Today I wrote a card to a neighbor of mine. He is a small-business owner who helps self-employed keep their offices organized. In the process, he has made friends with every one of them.
Every year he has a huge Epiphany party. So much food that it takes a trolley cart to bring it to the community room. Part of the gag is that you bring the worst present ever--the thing you wouldn't even "re-gift" and everyone draws a lottery. He also has a huge Thanksgiving potluck and oh, for heaven's sake. You never ate so well in your life.
There's another lady here whose brother recently had a stroke. He's doing great. She's running from her house to his, fixing him all up: washing curtains, bugging him to cook again, (he is a chef), teaching him and laughing with him when he uses the wrong proper noun. Every day she has a huge smile. When she was young, I bet you twenty dollars she was vivacious and popular. She still is.
The president of my Board has a ready tongue and a sarcastic way about him. But he sees everything really clearly. He is also very kind to people in difficulty. He does not "go off" on people who need a gentler hand. He also has an unexpected patience much at variance to his temperament.

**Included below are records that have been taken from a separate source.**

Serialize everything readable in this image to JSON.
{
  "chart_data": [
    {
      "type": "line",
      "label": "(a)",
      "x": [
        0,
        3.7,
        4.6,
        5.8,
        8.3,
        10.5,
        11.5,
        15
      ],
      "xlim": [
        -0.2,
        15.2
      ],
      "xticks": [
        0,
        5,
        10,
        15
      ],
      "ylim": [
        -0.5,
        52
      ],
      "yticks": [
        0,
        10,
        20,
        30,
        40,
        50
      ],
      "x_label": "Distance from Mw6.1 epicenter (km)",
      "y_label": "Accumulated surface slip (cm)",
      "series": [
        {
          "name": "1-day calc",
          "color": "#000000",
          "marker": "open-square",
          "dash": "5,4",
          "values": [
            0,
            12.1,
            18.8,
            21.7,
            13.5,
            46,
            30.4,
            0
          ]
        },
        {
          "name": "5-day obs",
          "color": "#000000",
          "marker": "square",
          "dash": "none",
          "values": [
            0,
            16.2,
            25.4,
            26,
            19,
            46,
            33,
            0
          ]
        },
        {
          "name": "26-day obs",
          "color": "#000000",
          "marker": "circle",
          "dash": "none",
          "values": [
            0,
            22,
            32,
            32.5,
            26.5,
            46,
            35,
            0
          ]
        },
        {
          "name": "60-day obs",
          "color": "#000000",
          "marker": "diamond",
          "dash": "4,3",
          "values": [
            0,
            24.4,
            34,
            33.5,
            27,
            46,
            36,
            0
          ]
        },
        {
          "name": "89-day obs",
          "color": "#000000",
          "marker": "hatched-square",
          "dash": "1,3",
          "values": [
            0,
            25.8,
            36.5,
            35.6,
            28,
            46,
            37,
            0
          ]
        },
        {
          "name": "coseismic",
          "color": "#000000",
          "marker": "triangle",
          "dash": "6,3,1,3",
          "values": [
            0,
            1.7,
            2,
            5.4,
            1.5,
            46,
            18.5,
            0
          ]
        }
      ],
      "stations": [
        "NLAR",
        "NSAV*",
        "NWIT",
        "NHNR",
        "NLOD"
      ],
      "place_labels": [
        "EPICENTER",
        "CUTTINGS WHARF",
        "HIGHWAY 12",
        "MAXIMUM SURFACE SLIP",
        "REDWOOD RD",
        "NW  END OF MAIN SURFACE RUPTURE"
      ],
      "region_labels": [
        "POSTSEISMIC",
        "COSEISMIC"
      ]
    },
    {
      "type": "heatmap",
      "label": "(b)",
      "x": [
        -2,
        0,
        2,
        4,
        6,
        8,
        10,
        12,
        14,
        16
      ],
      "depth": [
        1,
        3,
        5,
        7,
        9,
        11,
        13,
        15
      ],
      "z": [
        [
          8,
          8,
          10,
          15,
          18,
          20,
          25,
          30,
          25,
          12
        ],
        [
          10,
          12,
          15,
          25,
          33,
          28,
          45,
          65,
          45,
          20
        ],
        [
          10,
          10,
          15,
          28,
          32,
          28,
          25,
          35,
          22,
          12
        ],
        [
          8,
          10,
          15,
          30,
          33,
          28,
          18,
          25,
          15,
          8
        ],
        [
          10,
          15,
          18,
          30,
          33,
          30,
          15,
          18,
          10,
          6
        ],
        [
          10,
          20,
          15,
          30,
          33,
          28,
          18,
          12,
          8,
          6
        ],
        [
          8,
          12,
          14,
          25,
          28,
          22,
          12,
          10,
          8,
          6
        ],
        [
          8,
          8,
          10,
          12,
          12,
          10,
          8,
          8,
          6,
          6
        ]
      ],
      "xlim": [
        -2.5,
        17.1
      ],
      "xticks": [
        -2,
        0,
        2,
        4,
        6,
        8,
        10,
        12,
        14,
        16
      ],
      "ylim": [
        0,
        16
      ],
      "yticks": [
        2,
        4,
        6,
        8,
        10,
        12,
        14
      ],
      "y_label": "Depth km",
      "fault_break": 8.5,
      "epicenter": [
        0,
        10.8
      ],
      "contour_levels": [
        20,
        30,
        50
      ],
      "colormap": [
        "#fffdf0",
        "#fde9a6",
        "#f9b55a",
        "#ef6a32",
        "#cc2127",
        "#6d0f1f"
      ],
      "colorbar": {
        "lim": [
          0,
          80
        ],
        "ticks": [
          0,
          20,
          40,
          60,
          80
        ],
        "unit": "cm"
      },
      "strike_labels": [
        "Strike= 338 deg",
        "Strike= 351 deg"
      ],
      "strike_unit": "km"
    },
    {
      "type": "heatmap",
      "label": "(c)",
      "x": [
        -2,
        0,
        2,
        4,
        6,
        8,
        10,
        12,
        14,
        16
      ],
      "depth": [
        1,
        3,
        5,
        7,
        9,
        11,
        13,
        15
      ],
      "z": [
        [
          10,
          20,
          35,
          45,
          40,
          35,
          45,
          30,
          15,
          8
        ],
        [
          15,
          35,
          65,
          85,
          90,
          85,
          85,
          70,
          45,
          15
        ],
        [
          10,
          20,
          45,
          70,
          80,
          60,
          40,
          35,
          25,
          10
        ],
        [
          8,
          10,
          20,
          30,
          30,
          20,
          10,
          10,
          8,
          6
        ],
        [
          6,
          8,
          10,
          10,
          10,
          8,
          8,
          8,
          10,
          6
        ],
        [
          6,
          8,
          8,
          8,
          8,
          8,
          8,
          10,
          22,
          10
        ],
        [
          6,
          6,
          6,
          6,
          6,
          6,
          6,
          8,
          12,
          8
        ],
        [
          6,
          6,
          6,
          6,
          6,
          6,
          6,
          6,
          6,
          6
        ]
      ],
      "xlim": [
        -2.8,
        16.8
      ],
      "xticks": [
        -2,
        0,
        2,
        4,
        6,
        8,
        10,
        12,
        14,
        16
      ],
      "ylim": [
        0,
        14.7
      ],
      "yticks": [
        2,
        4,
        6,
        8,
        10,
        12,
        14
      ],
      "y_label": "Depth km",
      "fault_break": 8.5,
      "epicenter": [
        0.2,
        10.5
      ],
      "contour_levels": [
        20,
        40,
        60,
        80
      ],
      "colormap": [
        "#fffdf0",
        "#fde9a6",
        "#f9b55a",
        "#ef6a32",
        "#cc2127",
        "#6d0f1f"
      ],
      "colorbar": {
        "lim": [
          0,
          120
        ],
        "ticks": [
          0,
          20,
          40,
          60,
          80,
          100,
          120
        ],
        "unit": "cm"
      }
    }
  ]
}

Mr. B. is afraid to ask for favors. But if you do something for him, he will find out what book you like to read. He probably has it in stock and it will be on your doorstep the next day.
Mr. G is a retired professor. He raises turtles and always wants to know how you are doing. Lately he has gotten a caretaker and looks much better.
All of these people have troubles: diabetes, family worries, frustrations with the way the world works, maybe even money troubles. They are all highly intelligent. It does not stop them from spreading little bits of goodness, each in their own way.
And then there's the good people I know here . . . . my electronic neighbors . . . . I feel very fortunate.